Another important reason for this rule is that the government wants to be sure that political contributions are always taxable.  Taken to an extreme, if pastors were allowed to endorse candidates and engage in any political discourse they liked, then candidates could set up shell churches, get 501(c)(3) tax exempt status, and have their supporters donate to these churches and get a Schedule A charitable deduction for, you guessed it, a political contribution.  And one more thing — the church would be exempt from disclosure rules too.  The only way to prevent these abuses is to draw a bright line between tax-exempt organizations and influencing legislation and endorsing (or opposing) candidates.

Accepting tax-exempt status means that you tell the government — and the people — that your organization is going to act in the general welfare.  By applying for a tax exemption, your organization gives up the right to make certain forms of speech.  Want to say whatever you want?  Don’t be tax-exempt.  Want to be tax-exempt?  Leave politics out of the sermon.

Simple.


Goals of This Blog

7 November 2008

The first aim of my work was to provide a resource to a large population of individuals who want to issue a formal complaint to the IRS about the LDS Church’s involvement in Proposition 8, but didn’t know how. I posted two other thoughts on why I felt the Church was more hypocritical than many of its counterparts with respect to both supporting “traditional marriage” and overturning a legitimate California Supreme Court ruling. There wasn’t any particular relationship between these ideas, other than my dismay at the Church’s role in the passage of Proposition 8.

As the interest in this blog grows, another goal has appeared: we must demonstrate broad taxpayer concern about the LDS Church’s substantial activities to influence legislation — Proposition 8. While it indeed may not directly lead to revocation of the Church’s tax status, I am hopeful that our work may have three useful consequences, no matter what the IRS decides.

First, submission of an unprecedented number of complaints may convince the IRS to investigate the matter and clarify the “no substantial part” test and whether churches’ instructing their members to engage in substantial activity to influence legislation means those members act as agents of the church. Under certain tests, an expenditure of $20 million qualifies as “substantial”, and such an expenditure by church members at the direct instruction of church leaders may constitute prohibited activity. And, are members of a church, who attend services, donate money to the church, and obey church leaders in conducting their personal lives, agents of that church when they engage in substantial activity to influence legislation at church leaders’ instructions? These gray areas would benefit from clarification, and a large number of complaints may lead to that.

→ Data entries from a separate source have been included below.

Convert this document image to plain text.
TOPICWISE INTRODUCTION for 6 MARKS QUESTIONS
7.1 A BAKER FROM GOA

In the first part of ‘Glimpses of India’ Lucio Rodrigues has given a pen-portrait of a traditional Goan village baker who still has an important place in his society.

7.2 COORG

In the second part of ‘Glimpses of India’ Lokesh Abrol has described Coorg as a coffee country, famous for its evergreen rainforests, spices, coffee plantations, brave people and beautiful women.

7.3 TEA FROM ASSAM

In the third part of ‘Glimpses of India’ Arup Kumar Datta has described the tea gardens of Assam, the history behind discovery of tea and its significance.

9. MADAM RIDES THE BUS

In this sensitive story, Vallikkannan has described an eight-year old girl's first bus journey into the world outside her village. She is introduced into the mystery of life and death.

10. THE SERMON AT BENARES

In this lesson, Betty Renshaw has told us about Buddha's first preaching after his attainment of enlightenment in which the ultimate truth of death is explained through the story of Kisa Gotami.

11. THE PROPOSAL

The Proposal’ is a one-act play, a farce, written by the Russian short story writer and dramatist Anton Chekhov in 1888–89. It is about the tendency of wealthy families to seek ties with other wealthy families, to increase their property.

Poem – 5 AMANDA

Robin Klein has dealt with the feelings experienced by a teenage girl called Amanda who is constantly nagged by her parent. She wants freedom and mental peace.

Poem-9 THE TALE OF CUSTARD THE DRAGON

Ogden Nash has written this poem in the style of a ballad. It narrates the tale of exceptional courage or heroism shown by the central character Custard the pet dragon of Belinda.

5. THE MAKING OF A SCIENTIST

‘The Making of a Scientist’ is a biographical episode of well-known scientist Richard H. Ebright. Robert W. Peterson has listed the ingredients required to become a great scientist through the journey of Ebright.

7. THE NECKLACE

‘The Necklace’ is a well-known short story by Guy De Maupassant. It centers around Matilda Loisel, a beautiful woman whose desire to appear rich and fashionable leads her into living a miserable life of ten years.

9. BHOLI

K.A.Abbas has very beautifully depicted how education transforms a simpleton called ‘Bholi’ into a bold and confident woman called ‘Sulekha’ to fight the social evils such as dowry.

Second, a massive peaceful outcry against the Church’s activities may convince Church leaders that its political activities have a negative impact on the Church’s reputation in the world. The LDS church works hard to maintain a positive, uplifting image, through its humanitarian work, the appearance of its buildings, the conduct of its members, and even uplifting television and radio advertising.
By maintaining respectful but vocal discourse opposing the Church’s political activities, particularly in a way that demonstrates that the Church’s reputation has been damaged, Church leaders may be less likely to engage in political activism in the future.

Finally, sufficient interest in this activity could lead to support for amending state and federal regulation of tax-exempt entities. Perhaps this does not merit revocation of the LDS Church’s 501(c)(3) status today, but perhaps the Church’s activities have highlighted the issue in an unprecedented way. Now, there may be enough support to change tax law so that endorsement of and opposition to ballot initiatives are prohibited, just as these entities are prohibited from endorsing or opposing a particular candidate. (This idea will get a new post.)